Puerarin attenuates myocardial hypoxia/reoxygenation injury by inhibiting autophagy via the Akt signaling pathway

Puerarin (Pur), which is the major bioactive ingredient extracted from the root of Pueraria lobata (Willd.) Ohwi, has been demonstrated to relieve myocardial ischemia/reperfusion (I/R) injury. Macroautophagy, or autophagy, is an evolutionarily conserved cellular catabolic mechanism that is involved in myocardial I/R injury. The present study evaluated the involvement of autophagy in the protective mechanisms of Pur during myocardial hypoxia/reoxygenation (H/R). The results revealed that Pur and 3-methyladenine pretreatment exerted a cardioprotective effect against H/R-induced cell viability loss. Pur also decreased the ratio of light chain 3 (LC3)-II/LC3-I and the degradation of p62 during H/R, which was accompanied by an increased level of phosphorylated-protein kinase B (Akt).
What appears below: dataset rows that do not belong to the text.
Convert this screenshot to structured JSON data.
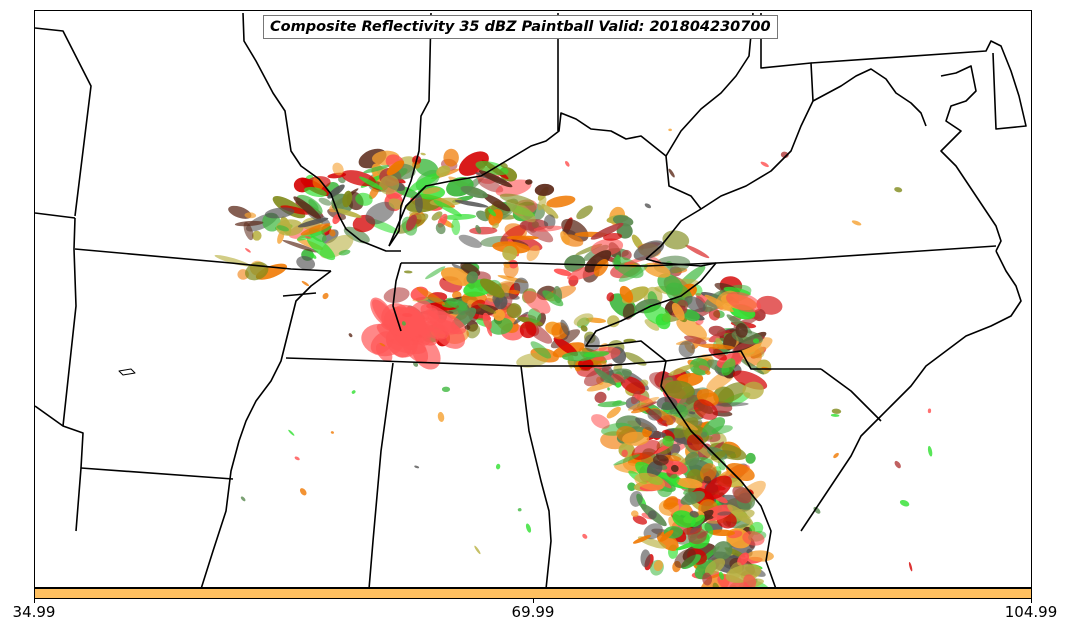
{
  "map": {
    "title": "Composite Reflectivity 35 dBZ Paintball Valid: 201804230700",
    "colors": {
      "state_lines": "#000000",
      "background": "#ffffff",
      "paint_palette": [
        "#d40000",
        "#ff4d4d",
        "#b03a3a",
        "#f07800",
        "#f5a030",
        "#808a1a",
        "#b8b040",
        "#3fb83f",
        "#2ee02e",
        "#5a8a50",
        "#5c2a1a",
        "#555555"
      ]
    },
    "colorbar": {
      "fill_color": "#ffc060",
      "ticks": [
        "34.99",
        "69.99",
        "104.99"
      ]
    }
  }
}
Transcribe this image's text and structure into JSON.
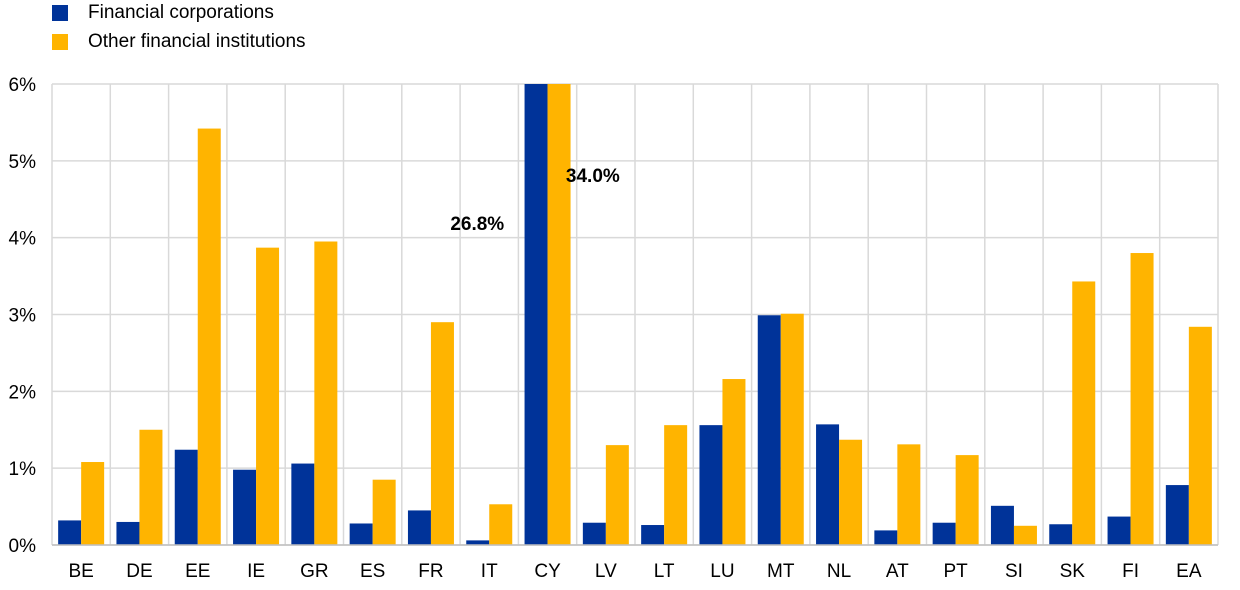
{
  "legend": {
    "items": [
      {
        "label": "Financial corporations",
        "color": "#003399"
      },
      {
        "label": "Other financial institutions",
        "color": "#FFB400"
      }
    ]
  },
  "chart_data": {
    "type": "bar",
    "categories": [
      "BE",
      "DE",
      "EE",
      "IE",
      "GR",
      "ES",
      "FR",
      "IT",
      "CY",
      "LV",
      "LT",
      "LU",
      "MT",
      "NL",
      "AT",
      "PT",
      "SI",
      "SK",
      "FI",
      "EA"
    ],
    "series": [
      {
        "name": "Financial corporations",
        "color": "#003399",
        "values": [
          0.32,
          0.3,
          1.24,
          0.98,
          1.06,
          0.28,
          0.45,
          0.06,
          6.0,
          0.29,
          0.26,
          1.56,
          2.99,
          1.57,
          0.19,
          0.29,
          0.51,
          0.27,
          0.37,
          0.78
        ]
      },
      {
        "name": "Other financial institutions",
        "color": "#FFB400",
        "values": [
          1.08,
          1.5,
          5.42,
          3.87,
          3.95,
          0.85,
          2.9,
          0.53,
          6.0,
          1.3,
          1.56,
          2.16,
          3.01,
          1.37,
          1.31,
          1.17,
          0.25,
          3.43,
          3.8,
          2.84
        ]
      }
    ],
    "yticks": [
      "0%",
      "1%",
      "2%",
      "3%",
      "4%",
      "5%",
      "6%"
    ],
    "ylim": [
      0,
      6
    ],
    "annotations": [
      {
        "text": "26.8%",
        "category": "IT"
      },
      {
        "text": "34.0%",
        "category": "LV"
      }
    ],
    "grid": true,
    "title": "",
    "xlabel": "",
    "ylabel": ""
  }
}
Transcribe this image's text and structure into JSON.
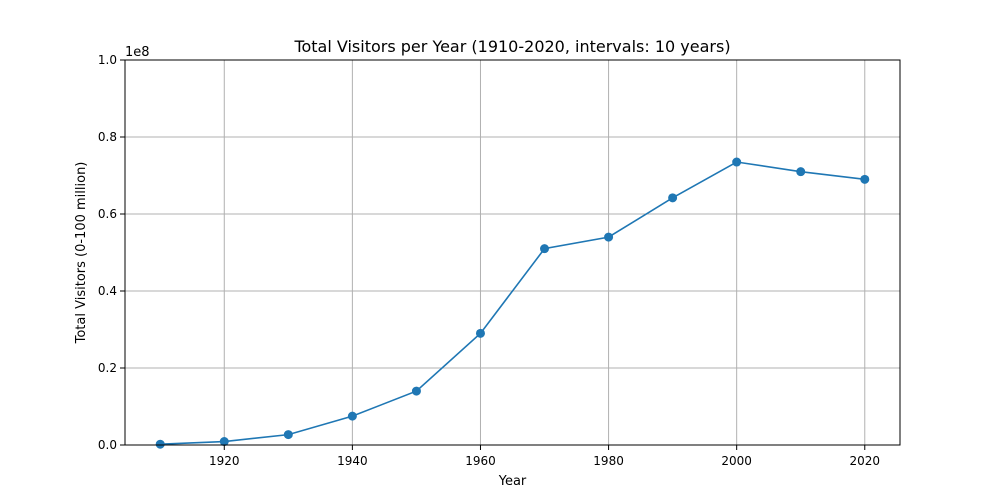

These findings suggested that autophagy during myocardial H/R was inhibited by Pur, and this was further confirmed by the results of transmission electron microscopy and adenovirus-monomeric red fluorescent protein-green fluorescent protein-light chain 3 transfection. Furthermore, Pur inhibited the increased levels of autophagy induced by rapamycin, and the autophagy-inhibiting effects of Pur during myocardial H/R were abolished by the Akt signaling inhibitor API-2. Collectively, these data indicate that Pur pretreatment may attenuate myocardial H/R injury by inhibiting autophagy via the Akt signaling pathway.